December 20, 2013
Major issues facing public education range from the policy level to classroom practice. Achievement disparities, graduation rates, poverty, standardized education reform, changes in public school funding, online education, teacher evaluations, equal access to quality schools, teacher quality and retention all impact the profession. Of these issues, teacher retention most impacts public education, because teachers are the greatest in-school influence on student achievement (Sanders & Horn, 1994). Improving student achievement is not possible unless we retain, support and develop quality teachers.
A staggering statistic from the results of a 2007 report drafted by the University of Michigan Public Policy Class 632 for the Michigan Department of Education revealed that nearly 40 percent of public school teachers left their jobs in their first five years. Though teachers may leave for a variety of reasons, the inability to retain quality teachers will inevitably affect student achievement and many other aspects of public education regardless of the reasons that a teacher departs from the classroom. Factors cited in teacher attrition included family and personal reasons; however, this rate is considerably higher in education than other professions. When looking at factors associated with teacher attrition, age, gender, and school characteristics have the strongest correlation. Other factors such as education level, teaching position, and race were examined but did not have as strong of a correlation to overall attrition rates.
The introductory years of teaching are challenging times of adjustment. More is now expected of teachers than ever before. The initiatives of standards-based education reform have made student achievement an imperative task alongside other classroom and school challenges. Novice teachers are sometimes inadequately prepared, in a practical sense, for what lies ahead in their career. Most teacher education programs only put trainees into internships anywhere from five to twenty weeks. Teacher education models that do not provide adequate practical experience for pre-service teachers lead new teachers to a false sense of preparedness.
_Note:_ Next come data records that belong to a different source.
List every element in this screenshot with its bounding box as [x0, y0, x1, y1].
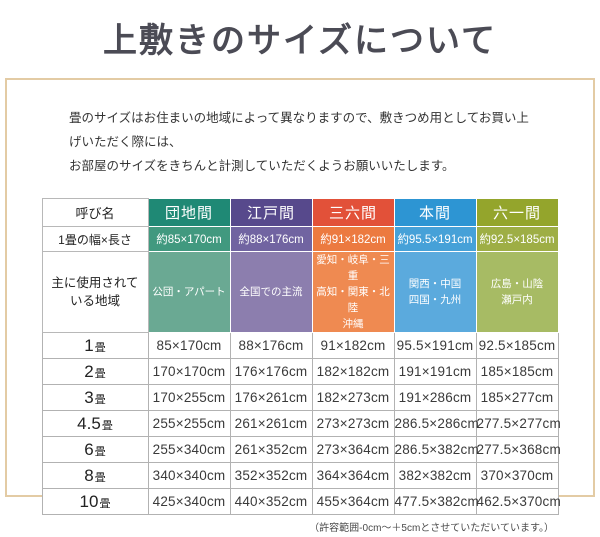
col-header-danchima: 団地間: [147, 198, 231, 227]
row-label: 6畳: [41, 436, 149, 463]
unit-size-cell: 約91×182cm: [311, 226, 395, 252]
row-label-unit: 畳: [94, 471, 106, 484]
row-label: 4.5畳: [41, 410, 149, 437]
intro-line-2: お部屋のサイズをきちんと計測していただくようお願いいたします。: [69, 159, 455, 173]
size-value: 455×364cm: [311, 488, 395, 515]
size-value: 176×261cm: [229, 384, 313, 411]
col-header-sabuma: 三六間: [311, 198, 395, 227]
region-cell: 全国での主流: [229, 251, 313, 333]
table-row-10jo: 10畳 425×340cm 440×352cm 455×364cm 477.5×…: [41, 488, 561, 515]
size-value: 170×255cm: [147, 384, 231, 411]
table-row-8jo: 8畳 340×340cm 352×352cm 364×364cm 382×382…: [41, 462, 559, 489]
size-value: 352×352cm: [229, 462, 313, 489]
size-value: 273×273cm: [311, 410, 395, 437]
row-label: 2畳: [41, 358, 149, 385]
size-value: 185×277cm: [475, 384, 559, 411]
size-value: 255×255cm: [147, 410, 231, 437]
content-frame: 畳のサイズはお住まいの地域によって異なりますので、敷きつめ用としてお買い上げいた…: [5, 78, 595, 534]
row-label-unit: 畳: [94, 445, 106, 458]
unit-size-label: 1畳の幅×長さ: [41, 226, 149, 252]
size-value: 477.5×382cm: [393, 488, 479, 515]
row-label: 1畳: [41, 332, 149, 359]
corner-cell: 呼び名: [41, 198, 149, 227]
region-label: 主に使用されて いる地域: [41, 251, 149, 333]
size-value: 340×340cm: [147, 462, 231, 489]
size-value: 182×273cm: [311, 384, 395, 411]
row-label-number: 1: [84, 335, 94, 355]
col-header-rokuichima: 六一間: [475, 198, 559, 227]
row-label-number: 4.5: [77, 413, 101, 433]
row-label-number: 10: [79, 491, 99, 511]
header-row: 呼び名 団地間 江戸間 三六間 本間 六一間: [41, 198, 559, 227]
size-value: 191×286cm: [393, 384, 477, 411]
unit-size-cell: 約92.5×185cm: [475, 226, 559, 252]
tatami-size-table: 呼び名 団地間 江戸間 三六間 本間 六一間 1畳の幅×長さ 約85×170cm…: [41, 198, 561, 515]
region-row: 主に使用されて いる地域 公団・アパート 全国での主流 愛知・岐阜・三重 高知・…: [41, 251, 559, 333]
col-header-edoma: 江戸間: [229, 198, 313, 227]
size-value: 176×176cm: [229, 358, 313, 385]
unit-size-cell: 約88×176cm: [229, 226, 313, 252]
size-value: 261×261cm: [229, 410, 313, 437]
size-value: 91×182cm: [311, 332, 395, 359]
size-value: 85×170cm: [147, 332, 231, 359]
size-value: 425×340cm: [147, 488, 231, 515]
intro-text: 畳のサイズはお住まいの地域によって異なりますので、敷きつめ用としてお買い上げいた…: [69, 106, 531, 178]
row-label-unit: 畳: [94, 341, 106, 354]
row-label-unit: 畳: [94, 367, 106, 380]
size-value: 286.5×382cm: [393, 436, 479, 463]
unit-size-cell: 約85×170cm: [147, 226, 231, 252]
size-value: 92.5×185cm: [475, 332, 559, 359]
row-label-number: 3: [84, 387, 94, 407]
size-value: 277.5×277cm: [475, 410, 561, 437]
size-value: 286.5×286cm: [393, 410, 479, 437]
size-value: 261×352cm: [229, 436, 313, 463]
row-label-number: 6: [84, 439, 94, 459]
tolerance-footnote: （許容範囲-0cm〜＋5cmとさせていただいています。）: [309, 523, 554, 534]
row-label-number: 2: [84, 361, 94, 381]
size-value: 95.5×191cm: [393, 332, 477, 359]
size-value: 170×170cm: [147, 358, 231, 385]
row-label: 10畳: [41, 488, 149, 515]
row-label-number: 8: [84, 465, 94, 485]
size-value: 440×352cm: [229, 488, 313, 515]
size-value: 277.5×368cm: [475, 436, 561, 463]
table-row-1jo: 1畳 85×170cm 88×176cm 91×182cm 95.5×191cm…: [41, 332, 559, 359]
size-value: 182×182cm: [311, 358, 395, 385]
size-value: 382×382cm: [393, 462, 477, 489]
row-label-unit: 畳: [101, 419, 113, 432]
region-cell: 広島・山陰 瀬戸内: [475, 251, 559, 333]
row-label: 3畳: [41, 384, 149, 411]
region-cell: 公団・アパート: [147, 251, 231, 333]
table-row-2jo: 2畳 170×170cm 176×176cm 182×182cm 191×191…: [41, 358, 559, 385]
unit-size-row: 1畳の幅×長さ 約85×170cm 約88×176cm 約91×182cm 約9…: [41, 226, 559, 252]
row-label-unit: 畳: [94, 393, 106, 406]
intro-line-1: 畳のサイズはお住まいの地域によって異なりますので、敷きつめ用としてお買い上げいた…: [69, 111, 529, 149]
size-value: 370×370cm: [475, 462, 559, 489]
page-title: 上敷きのサイズについて: [103, 23, 497, 60]
size-value: 191×191cm: [393, 358, 477, 385]
size-value: 462.5×370cm: [475, 488, 561, 515]
row-label-unit: 畳: [99, 497, 111, 510]
size-value: 273×364cm: [311, 436, 395, 463]
table-row-4-5jo: 4.5畳 255×255cm 261×261cm 273×273cm 286.5…: [41, 410, 561, 437]
table-row-3jo: 3畳 170×255cm 176×261cm 182×273cm 191×286…: [41, 384, 559, 411]
table-row-6jo: 6畳 255×340cm 261×352cm 273×364cm 286.5×3…: [41, 436, 561, 463]
size-value: 364×364cm: [311, 462, 395, 489]
size-value: 88×176cm: [229, 332, 313, 359]
col-header-honma: 本間: [393, 198, 477, 227]
region-cell: 関西・中国 四国・九州: [393, 251, 477, 333]
region-cell: 愛知・岐阜・三重 高知・関東・北陸 沖縄: [311, 251, 395, 333]
row-label: 8畳: [41, 462, 149, 489]
size-value: 255×340cm: [147, 436, 231, 463]
size-value: 185×185cm: [475, 358, 559, 385]
unit-size-cell: 約95.5×191cm: [393, 226, 477, 252]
With heavy theoretical training but little chance to translate theory into practice, some novice teachers find themselves in uncharted territory with minimal support.
When I consider how my own experience helped me last beyond the statistical five-year threshold, I realize that I encountered no less challenging of situations than other teachers. Beyond my personal faith, however, there were three superior supports in place that made the difference for me: extensive teacher preparation, sophisticated mentoring, and ongoing professional development programs. Based on my experience teaching in two different states, I notice that support for new teachers varies widely from place to place.
By standardizing training and support programs for quality, teacher retention could be improved.
When new teachers are not equipped to handle the unforeseen challenges of a classroom, negative experiences can have a detrimental impact on their attitude. One such challenge for which no textbook or theory ever prepared a new teacher was the art of life balance. The day-to-day demands of classroom teaching can be time-consuming and daunting for new teachers, especially because it is grossly underestimated by most. The commitment to lesson planning, grading, and working with students and colleagues can inhibit some teachers from staying healthy or in balance. Often pre-service teachers are assigned for only a several week stay to a teacher with many years under their belt. While these veteran host teachers can share their wisdom and experience, they sometimes are so far removed from their own fledgling years that their retrograde amnesia prevents them from fully empathizing with the needs of a novice. Pre-service teachers might get more out of working with a host teacher having around ten years of experience, because the experienced teacher would be better able to relate to all the concerns and needs of their apprentice. Furthermore, by giving teachers a full-year teaching internship, they would get more out of their training and feel better equipped to handle their first year teaching on their own.
Mentorship programs for provisional teachers are in place in many schools, but improvements could be made to better support new teachers in their emerging career. I would propose a mentorship program that pairs novice teachers with veteran educators as well as other beginning teachers. This would help to bridge the experience gap between new and veteran teachers, which can inhibit the mentoring process because veteran teachers may not be fully capable of empathizing with new teachers. In this mentorship model, mentors and new teachers would conduct instructional rounds in each other’s classroom and discuss the resulting observations. The ability for new teachers to relate to one another while working with veteran teachers could enhance mentor programs. The lessons I learned from peer and veteran teacher mentoring experiences like these have become important anchors for my career today, and they influence how I work with new teachers now in my role as an instructional coach.
Together with good mentoring and training, support for teachers must include ongoing professional learning that supports development goals and provides actionable steps. Isolated and infrequent trainings often leave teachers inspired, yet unable to implement new ideas in their classroom. With better professional development, teachers would have an environment that fosters their autonomy, develops a sense of purpose in the profession, and helps them to work toward mastery in their classroom practice. Ultimately, teacher retention is a pervasive issue impacting student achievement and stunting school improvement. Keeping new teachers in the field is essential to the continued success of education.